"Sen hiç Amerika'ya gittin mi?"
"Evet."
"Nasıl bir yer?"
"Güzel bir yer; ama fazla kalabalık."
"Sen kalabalığı sevmiyor musun?"
"Sevmiyorum."
"Ben seviyorum. Kalabalıkta insan kaybolabilir. Kimse sana bakmaz ya da yargılayacak kadar seni tanımaz." Bakışlarımı camdan dışarı çevirerek, kalabalığın içinde kaybolmanın nasıl bir his olduğunu düşünmeye başla dım. "Kalabalıkta hepimiz aynıyız."

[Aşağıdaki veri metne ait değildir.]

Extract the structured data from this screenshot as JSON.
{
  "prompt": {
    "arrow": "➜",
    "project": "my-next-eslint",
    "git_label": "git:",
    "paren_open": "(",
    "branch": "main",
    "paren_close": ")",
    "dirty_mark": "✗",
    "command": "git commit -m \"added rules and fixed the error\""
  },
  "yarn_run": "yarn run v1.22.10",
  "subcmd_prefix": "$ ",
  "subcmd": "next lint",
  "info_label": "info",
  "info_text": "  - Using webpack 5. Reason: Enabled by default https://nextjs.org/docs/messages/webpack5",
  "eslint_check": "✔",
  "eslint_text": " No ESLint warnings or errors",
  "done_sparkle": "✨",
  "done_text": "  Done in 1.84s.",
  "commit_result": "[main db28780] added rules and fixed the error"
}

Bir süre sessizlikten sonra; Timur, boğuk bir sesle, "Kalabalıkta düşmanın geldiği yönü göremezsin," dedi.
Peki ya, düşman senin kendi beyninin içindeyse?
"Hint açelyası, her şey bitti demek."
"Onu hiç cezalandırdın mı?"
"Hayır... O, en başından beri cezalandırılmayı hiç hak etmedi. "
"Beni cezalandıracak mısın?"
"Bu senin cezandı... Yarın seninle petunya alacağız."
"Petunya ne demek?"
"Umudunu yitirme..."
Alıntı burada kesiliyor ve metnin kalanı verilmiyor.